The issue first arose when the OCC began considering the possibility of issuing special-purpose national bank charters to fintech companies under its regulations. To support its position that a fintech charter decision had been reached, DFS relied on several OCC documents:
- a White Paper—Exploring Special Purpose National Bank Charters for Fintech Companies;
- a speech by Comptroller Thomas J. Curry touting innovation in the fintech industry as a vehicle to expand financial inclusion for low-income individuals;
- a summary of public comments about the possibility of issuing charters to fintech companies; and
- the "Comptroller’s Licensing Manual Draft Supplement: Evaluating Charter Applications From Financial Technology Companies"

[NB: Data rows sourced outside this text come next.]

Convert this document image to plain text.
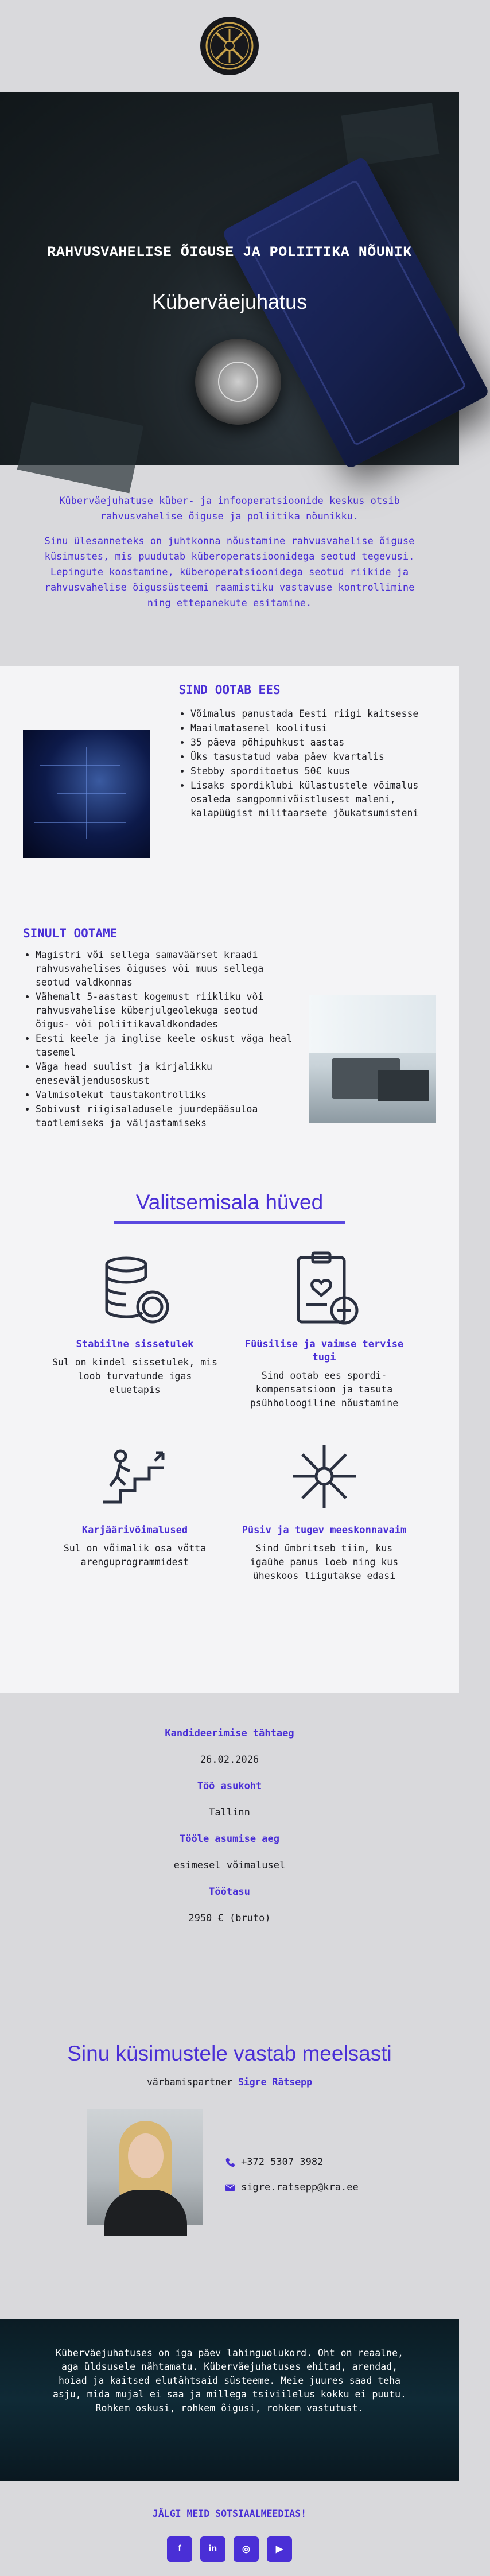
RAHVUSVAHELISE ÕIGUSE JA POLIITIKA NÕUNIK
Küberväejuhatus

Küberväejuhatuse küber- ja infooperatsioonide keskus otsib rahvusvahelise õiguse ja poliitika nõunikku.

Sinu ülesanneteks on juhtkonna nõustamine rahvusvahelise õiguse küsimustes, mis puudutab küberoperatsioonidega seotud tegevusi. Lepingute koostamine, küberoperatsioonidega seotud riikide ja rahvusvahelise õigussüsteemi raamistiku vastavuse kontrollimine ning ettepanekute esitamine.

SIND OOTAB EES
• Võimalus panustada Eesti riigi kaitsesse
• Maailmatasemel koolitusi
• 35 päeva põhipuhkust aastas
• Üks tasustatud vaba päev kvartalis
• Stebby sporditoetus 50€ kuus
• Lisaks spordiklubi külastustele võimalus osaleda sangpommivõistlusest maleni, kalapüügist militaarsete jõukatsumisteni
SINULT OOTAME
• Magistri või sellega samaväärset kraadi rahvusvahelises õiguses või muus sellega seotud valdkonnas
• Vähemalt 5-aastast kogemust riikliku või rahvusvahelise küberjulgeolekuga seotud õigus- või poliitikavaldkondades
• Eesti keele ja inglise keele oskust väga heal tasemel
• Väga head suulist ja kirjalikku eneseväljendusoskust
• Valmisolekut taustakontrolliks
• Sobivust riigisaladusele juurdepääsuloa taotlemiseks ja väljastamiseks
Valitsemisala hüved
Stabiilne sissetulek
Sul on kindel sissetulek, mis loob turvatunde igas eluetapis
Füüsilise ja vaimse tervise tugi
Sind ootab ees spordi-kompensatsioon ja tasuta psühholoogiline nõustamine
Karjäärivõimalused
Sul on võimalik osa võtta arenguprogrammidest
Püsiv ja tugev meeskonnavaim
Sind ümbritseb tiim, kus igaühe panus loeb ning kus üheskoos liigutakse edasi
Kandideerimise tähtaeg
26.02.2026
Töö asukoht
Tallinn
Tööle asumise aeg
esimesel võimalusel
Töötasu
2950 € (bruto)
Sinu küsimustele vastab meelsasti
värbamispartner Sigre Rätsepp
+372 5307 3982
sigre.ratsepp@kra.ee

Küberväejuhatuses on iga päev lahinguolukord. Oht on reaalne, aga üldsusele nähtamatu. Küberväejuhatuses ehitad, arendad, hoiad ja kaitsed elutähtsaid süsteeme. Meie juures saad teha asju, mida mujal ei saa ja millega tsiviilelus kokku ei puutu. Rohkem oskusi, rohkem õigusi, rohkem vastutust.

JÄLGI MEID SOTSIAALMEEDIAS!
f	in	◎	▶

Since the OCC has not yet determined whether it will issue charters to fintech companies, nor received any applications, DFS claims that the OCC had determined that it has the power to issue these charters were an insufficient basis for a claim. Without a decision that such licenses will be considered and potentially granted, in the court’s view, the application process remains purely hypothetical.
In fact, the proposed issuance of fintech charters companies, a policy first discussed by an appointee of President Obama, has become increasingly uncertain under President Trump’s two Comptrollers of the Currency, Keith Noreika and Joseph Otting, the court noted. By waiting for a decision, the court would be saved from issuing a decision that may turn out to be unnecessary if the OCC never issues a fintech charter or does so under an altered framework.
The case is 17 Civ. 3574 (NRB).
Attorneys: Matthew Lore Levine (NYS Department of Financial Services) for Maria T. Vullo in her official capacity as Superintendent of the New York State Department of Financial Services. Christopher Kendrick Connolly, U.S. Attorney's Office, for Office of the Comptroller of the Currency.